Xylem has net debt of only 1.4 times EBITDA, indicating that he is certainly not a reckless borrower. And this view is underpinned by the strong interest coverage, with EBIT reaching 8.0 times the interest expense of last year. Another good thing is that Xylem has increased its EBIT to 15% over the past year, further increasing its ability to manage debt. There is no doubt that we learn the most about debt from the balance sheet. But it is future profits, more than anything, that will determine Xylem’s ability to maintain a healthy balance sheet in the future. So if you are focused on the future you can check this out free report showing analysts‘ earnings forecasts.

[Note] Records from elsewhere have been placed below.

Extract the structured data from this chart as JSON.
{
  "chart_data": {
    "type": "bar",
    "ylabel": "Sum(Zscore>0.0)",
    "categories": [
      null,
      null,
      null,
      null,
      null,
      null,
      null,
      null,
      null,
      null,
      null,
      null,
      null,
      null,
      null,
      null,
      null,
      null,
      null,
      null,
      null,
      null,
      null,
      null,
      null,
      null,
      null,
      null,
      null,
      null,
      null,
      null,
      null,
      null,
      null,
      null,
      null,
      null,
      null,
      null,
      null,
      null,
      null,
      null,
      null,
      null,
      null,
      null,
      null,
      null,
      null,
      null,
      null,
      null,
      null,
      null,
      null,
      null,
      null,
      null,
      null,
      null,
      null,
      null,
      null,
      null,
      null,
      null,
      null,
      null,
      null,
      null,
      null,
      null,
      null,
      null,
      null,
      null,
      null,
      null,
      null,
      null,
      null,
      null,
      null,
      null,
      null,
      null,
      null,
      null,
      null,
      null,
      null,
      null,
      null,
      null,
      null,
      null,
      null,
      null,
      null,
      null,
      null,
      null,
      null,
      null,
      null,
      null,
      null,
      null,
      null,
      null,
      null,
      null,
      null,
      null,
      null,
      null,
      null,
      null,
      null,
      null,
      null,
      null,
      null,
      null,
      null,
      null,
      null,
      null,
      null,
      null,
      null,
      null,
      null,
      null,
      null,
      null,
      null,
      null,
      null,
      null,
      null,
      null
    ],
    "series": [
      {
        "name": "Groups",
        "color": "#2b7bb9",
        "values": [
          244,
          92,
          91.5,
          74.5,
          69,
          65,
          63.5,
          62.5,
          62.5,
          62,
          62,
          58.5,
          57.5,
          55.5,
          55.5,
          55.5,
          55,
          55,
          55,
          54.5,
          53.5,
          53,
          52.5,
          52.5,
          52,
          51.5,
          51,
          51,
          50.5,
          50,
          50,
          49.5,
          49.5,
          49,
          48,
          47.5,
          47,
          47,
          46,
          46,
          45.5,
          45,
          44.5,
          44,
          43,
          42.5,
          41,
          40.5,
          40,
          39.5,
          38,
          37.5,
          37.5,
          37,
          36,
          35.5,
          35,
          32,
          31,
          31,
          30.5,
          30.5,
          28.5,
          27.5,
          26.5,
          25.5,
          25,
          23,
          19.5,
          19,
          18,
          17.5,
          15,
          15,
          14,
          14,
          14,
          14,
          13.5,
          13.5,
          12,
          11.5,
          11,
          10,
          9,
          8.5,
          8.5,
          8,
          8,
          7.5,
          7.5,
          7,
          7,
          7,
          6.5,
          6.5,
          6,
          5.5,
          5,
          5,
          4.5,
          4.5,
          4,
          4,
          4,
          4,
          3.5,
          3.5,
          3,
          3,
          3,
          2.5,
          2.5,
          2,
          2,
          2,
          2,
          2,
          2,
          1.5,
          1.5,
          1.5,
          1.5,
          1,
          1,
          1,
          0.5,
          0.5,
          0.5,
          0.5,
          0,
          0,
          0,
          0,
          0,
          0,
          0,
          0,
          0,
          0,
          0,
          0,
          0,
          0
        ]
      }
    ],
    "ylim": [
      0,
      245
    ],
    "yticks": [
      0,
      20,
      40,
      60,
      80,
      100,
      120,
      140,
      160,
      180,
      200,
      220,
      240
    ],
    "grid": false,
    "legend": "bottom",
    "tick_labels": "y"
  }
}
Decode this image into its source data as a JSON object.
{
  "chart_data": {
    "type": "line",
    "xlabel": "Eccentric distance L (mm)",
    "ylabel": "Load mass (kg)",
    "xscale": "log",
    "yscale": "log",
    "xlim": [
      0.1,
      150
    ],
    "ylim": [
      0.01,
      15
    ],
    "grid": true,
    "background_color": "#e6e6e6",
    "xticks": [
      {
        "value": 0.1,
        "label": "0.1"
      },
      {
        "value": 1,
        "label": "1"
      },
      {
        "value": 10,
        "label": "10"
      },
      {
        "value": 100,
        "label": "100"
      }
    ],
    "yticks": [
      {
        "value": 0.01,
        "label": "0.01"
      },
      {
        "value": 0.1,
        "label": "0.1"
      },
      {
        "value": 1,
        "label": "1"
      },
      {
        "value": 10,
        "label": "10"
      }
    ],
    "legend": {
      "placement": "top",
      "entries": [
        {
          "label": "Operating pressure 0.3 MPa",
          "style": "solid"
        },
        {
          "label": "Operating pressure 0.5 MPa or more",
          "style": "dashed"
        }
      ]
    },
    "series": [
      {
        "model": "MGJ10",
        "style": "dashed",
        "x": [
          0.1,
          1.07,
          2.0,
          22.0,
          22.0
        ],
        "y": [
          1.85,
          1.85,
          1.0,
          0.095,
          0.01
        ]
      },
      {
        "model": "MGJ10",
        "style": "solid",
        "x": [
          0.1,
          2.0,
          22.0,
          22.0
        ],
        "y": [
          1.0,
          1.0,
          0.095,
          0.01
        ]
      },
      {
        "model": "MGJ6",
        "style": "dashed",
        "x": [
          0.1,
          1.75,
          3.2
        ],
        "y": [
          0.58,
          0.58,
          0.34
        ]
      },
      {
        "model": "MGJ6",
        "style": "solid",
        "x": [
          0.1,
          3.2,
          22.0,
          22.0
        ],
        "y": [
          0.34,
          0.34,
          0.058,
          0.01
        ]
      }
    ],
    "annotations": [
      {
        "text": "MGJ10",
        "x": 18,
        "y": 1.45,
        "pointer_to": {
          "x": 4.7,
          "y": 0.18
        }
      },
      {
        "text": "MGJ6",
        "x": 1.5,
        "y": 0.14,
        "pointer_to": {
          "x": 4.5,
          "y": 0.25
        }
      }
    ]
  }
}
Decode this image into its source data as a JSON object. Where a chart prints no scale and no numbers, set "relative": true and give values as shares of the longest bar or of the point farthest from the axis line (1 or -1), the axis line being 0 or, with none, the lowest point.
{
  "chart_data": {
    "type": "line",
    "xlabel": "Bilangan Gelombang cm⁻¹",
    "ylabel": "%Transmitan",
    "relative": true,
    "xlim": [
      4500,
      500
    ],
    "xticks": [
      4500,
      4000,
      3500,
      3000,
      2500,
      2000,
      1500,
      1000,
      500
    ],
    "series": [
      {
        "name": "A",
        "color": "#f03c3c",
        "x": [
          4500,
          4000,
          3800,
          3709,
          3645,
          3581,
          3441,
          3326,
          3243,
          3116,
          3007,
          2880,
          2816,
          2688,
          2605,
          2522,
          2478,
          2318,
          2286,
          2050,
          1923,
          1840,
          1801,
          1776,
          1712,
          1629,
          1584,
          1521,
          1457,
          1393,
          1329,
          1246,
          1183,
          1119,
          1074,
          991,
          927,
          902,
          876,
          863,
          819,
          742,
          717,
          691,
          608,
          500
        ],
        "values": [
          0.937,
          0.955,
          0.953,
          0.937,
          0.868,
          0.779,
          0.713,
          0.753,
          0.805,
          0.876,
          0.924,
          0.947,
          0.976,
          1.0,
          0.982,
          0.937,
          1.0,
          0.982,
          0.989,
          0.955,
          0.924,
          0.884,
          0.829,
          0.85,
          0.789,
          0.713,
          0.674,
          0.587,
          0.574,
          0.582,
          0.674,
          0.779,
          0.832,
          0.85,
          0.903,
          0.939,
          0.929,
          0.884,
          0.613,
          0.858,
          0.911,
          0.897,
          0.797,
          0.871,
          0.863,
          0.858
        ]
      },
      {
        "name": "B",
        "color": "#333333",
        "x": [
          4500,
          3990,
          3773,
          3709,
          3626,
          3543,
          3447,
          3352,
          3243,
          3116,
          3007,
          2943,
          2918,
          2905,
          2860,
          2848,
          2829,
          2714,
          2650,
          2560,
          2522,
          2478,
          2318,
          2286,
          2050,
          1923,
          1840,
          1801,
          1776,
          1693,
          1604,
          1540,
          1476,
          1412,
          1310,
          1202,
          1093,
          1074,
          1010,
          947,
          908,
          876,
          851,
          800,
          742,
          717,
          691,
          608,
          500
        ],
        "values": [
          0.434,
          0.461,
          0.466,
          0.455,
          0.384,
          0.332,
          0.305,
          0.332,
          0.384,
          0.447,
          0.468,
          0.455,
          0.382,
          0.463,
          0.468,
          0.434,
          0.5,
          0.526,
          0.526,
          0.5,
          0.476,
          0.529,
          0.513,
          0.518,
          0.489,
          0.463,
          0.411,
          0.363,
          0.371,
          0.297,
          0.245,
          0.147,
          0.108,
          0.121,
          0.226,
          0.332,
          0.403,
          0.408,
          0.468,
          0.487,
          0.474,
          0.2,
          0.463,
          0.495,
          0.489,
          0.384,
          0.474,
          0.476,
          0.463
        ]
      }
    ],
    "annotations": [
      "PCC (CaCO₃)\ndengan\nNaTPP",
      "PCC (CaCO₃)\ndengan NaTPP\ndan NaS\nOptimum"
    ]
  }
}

Finally, a business needs free cash flow to pay off debts; accounting profits are not enough. We therefore always check how much of this EBIT is converted into free cash flow. Over the past three years, Xylem has recorded free cash flow totaling 88% of its EBIT, which is higher than what we would normally expect. This puts him in a very strong position to pay off the debt.

Our point of view

The good news is that Xylem’s demonstrated ability to convert EBIT into free cash flow delights us like a fluffy puppy does a toddler. And that’s just the start of the good news as its EBIT growth rate is also very encouraging. Zooming out, Xylem seems to be using the debt in a very reasonable way; and that gets the nod from us. While debt comes with risk, when used wisely, it can also generate a better return on equity. There is no doubt that we learn the most about debt from the balance sheet. However, not all investment risks lie on the balance sheet – far from it. Concrete example: we have spotted 2 warning signs for Xylem you must be aware.

If, after all of this, you’re more interested in a fast-growing company with a strong balance sheet, take a quick look at our list of cash net growth stocks.

This Simply Wall St article is general in nature. We provide commentary based on historical data and analyst forecasts using only unbiased methodology and our articles are not intended to be financial advice. It does not constitute a recommendation to buy or sell shares and does not take into account your goals or your financial situation. Our aim is to bring you long-term, targeted analysis based on fundamental data. Note that our analysis may not take into account the latest announcements from price sensitive companies or qualitative material. Simply Wall St has no position in any of the stocks mentioned.